Updated

A middle school teacher who was fired after students learned she had appeared in pornography has lost her appeal to return to the classroom, her lawyer said Tuesday.

A three-judge panel unanimously decided Stacie Halas, 32, was unfit for the classroom. Halas was fired in April from her job as a science teacher at Haydock Intermediate School in Oxnard after online videos of her in porn were discovered by students and teachers.

"Although (Halas') pornography career has concluded, the ongoing availability of her pornographic materials on the Internet will continue to impede her from being an effective teacher and respected colleague," Judge Julie Cabos-Owen wrote in a 46-page decision issued Friday by the Commission on Professional Competence.

Halas was continually deceitful about her nine-month career in porn before she went to work at the school, the decision said.

Her lawyer Richard Schwab said Halas had tried to be honest but was embarrassed by her previous experience in the adult industry.

"Miss Halas is more than just an individual fighting for her job as a teacher," he said Tuesday. "I think she's representative of a lot of people who may have a past that may not involve anything illegal or anything that hurts anybody."

Halas has been on administrative leave since the video surfaced in March.

Student claims that the teacher was moonlighting as a porn star were initially dismissed after school officials said they couldn't find any images of her on the Internet — but they were using the school's computers, which don't allow access to porn.

Teachers then showed administrators downloads of Halas' sex videos from their smartphones.

In hearings, former assistant principal Wayne Saddler testified that at the start of a sex video, Halas talked about being a teacher and he felt her effectiveness in the classroom had been compromised.

After rumors of her performance surfaced, profanity was etched on Halas' classroom window, a teacher testified.

Schwab has said Halas did not star in pornographic movies while teaching in any district.
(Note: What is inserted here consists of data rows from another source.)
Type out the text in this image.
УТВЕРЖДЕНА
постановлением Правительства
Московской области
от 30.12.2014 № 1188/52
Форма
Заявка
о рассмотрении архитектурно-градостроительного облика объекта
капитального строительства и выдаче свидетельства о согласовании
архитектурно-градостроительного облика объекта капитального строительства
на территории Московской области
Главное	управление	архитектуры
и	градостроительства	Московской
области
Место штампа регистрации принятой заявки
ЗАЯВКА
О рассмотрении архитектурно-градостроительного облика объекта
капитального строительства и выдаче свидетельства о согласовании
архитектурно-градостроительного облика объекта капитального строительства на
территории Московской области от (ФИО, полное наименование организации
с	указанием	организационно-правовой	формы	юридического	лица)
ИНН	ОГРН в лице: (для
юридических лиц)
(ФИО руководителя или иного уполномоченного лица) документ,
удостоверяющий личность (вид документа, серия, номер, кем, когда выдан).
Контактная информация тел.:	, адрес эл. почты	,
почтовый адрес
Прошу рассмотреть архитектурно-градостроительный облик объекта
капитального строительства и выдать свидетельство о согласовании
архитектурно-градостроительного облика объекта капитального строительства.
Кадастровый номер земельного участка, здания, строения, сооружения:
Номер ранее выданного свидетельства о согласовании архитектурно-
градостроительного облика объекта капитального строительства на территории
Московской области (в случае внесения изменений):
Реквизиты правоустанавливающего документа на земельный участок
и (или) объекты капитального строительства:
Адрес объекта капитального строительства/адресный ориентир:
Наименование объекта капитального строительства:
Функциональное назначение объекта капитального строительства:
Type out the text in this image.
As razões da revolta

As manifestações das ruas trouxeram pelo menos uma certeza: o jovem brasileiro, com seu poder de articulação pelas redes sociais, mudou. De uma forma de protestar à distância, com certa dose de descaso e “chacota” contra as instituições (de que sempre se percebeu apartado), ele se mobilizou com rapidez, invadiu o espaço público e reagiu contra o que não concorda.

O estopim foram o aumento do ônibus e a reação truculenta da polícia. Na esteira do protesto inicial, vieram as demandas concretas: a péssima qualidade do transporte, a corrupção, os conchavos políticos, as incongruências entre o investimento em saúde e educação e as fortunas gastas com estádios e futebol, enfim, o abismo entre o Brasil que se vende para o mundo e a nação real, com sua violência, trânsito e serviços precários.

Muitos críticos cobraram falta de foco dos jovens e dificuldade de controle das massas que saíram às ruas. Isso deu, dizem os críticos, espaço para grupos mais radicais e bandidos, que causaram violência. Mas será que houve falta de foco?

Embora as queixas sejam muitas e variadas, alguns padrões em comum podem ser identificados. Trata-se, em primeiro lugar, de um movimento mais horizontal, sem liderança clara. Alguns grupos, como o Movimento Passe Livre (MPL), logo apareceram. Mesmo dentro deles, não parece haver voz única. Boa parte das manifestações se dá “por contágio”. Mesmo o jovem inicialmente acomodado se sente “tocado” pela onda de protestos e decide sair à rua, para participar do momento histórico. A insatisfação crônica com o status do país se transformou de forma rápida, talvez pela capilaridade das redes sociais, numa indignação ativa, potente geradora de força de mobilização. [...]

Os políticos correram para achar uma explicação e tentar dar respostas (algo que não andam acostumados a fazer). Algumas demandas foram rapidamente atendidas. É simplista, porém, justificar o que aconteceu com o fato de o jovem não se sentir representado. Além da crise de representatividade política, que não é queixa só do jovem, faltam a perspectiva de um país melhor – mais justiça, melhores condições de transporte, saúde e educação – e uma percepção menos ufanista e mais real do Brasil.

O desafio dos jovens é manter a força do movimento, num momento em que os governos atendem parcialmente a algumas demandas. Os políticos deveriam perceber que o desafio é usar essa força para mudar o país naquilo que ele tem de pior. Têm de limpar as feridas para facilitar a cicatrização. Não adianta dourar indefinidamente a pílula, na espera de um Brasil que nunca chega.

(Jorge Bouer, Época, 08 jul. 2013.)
He said she took parts only during an eight-month period from 2005 to 2006 because of financial problems after her boyfriend abandoned her.

District superintendent Jeff Chancer applauded the commission's ruling.

Halas' decision to "engage in pornography was incompatible with her responsibilities as a role model for students and would present an insurmountable, recurring disruption to our schools should she be allowed to remain as a teacher," Chancer said in a statement.